Tomato Aspic Salad
|Unflavored gelatin||1 Tablespoon|
|Tomato juice||2 Cup (32 tbs)|
|Garlic salt||1 Dash|
|Celery salt||1 Dash|
|Green pepper||2 Tablespoon, chopped|
|Cottage cheese||1⁄2 Pint|
|Evaporated milk||1⁄2 Cup (8 tbs)|
|Mayonnaise||1⁄3 Cup (5.33 tbs)|
|Lemon juice||1 Tablespoon|
|Celery||1⁄2 Cup (8 tbs), diced|
|Cucumber||1⁄2 Cup (8 tbs), diced|
1. In 1/4 cup cold water, put in the gelatin to soften.
2. In a saucepan, pour in the tomato juice and heat to boiling point. Add the dissolve softened gelatin in hot juice and mix well.
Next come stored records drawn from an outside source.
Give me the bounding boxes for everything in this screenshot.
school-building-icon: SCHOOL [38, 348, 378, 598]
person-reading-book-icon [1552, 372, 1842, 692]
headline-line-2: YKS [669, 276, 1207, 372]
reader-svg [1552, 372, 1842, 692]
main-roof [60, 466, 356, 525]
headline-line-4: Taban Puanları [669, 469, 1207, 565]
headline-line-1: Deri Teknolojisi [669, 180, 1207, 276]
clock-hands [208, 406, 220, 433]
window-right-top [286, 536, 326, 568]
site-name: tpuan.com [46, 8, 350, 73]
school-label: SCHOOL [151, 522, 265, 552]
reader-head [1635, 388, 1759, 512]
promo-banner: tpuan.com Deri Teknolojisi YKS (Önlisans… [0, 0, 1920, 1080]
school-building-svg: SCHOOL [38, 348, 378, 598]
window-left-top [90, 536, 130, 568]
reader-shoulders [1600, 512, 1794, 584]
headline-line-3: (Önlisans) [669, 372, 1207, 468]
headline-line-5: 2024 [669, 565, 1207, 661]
3. Add vinegar, 1/4 tea- spoon salt, garlic salt, celery salt and onion salt to the mixture and mix well. Pour into oiled 2-quart salad mold and chill until firm.
4. Soften remaining gelatin in 1/4 cup cold water and add 1/3 cup boiling water; stir until dissolved. Set this aside to chill till partially thick.
5. Add green pepper, cottage cheese, milk, mayonnaise, lemon juice, remaining salt, celery and cucumber to partially thickened gelatin and whip well.
6. Score top of firm tomato juice mixture with tines of fork lightly and pour cheese mixture over tomato juice mixture. Chill until firm.
7. Unmold and then garnish with greens and ripe olives.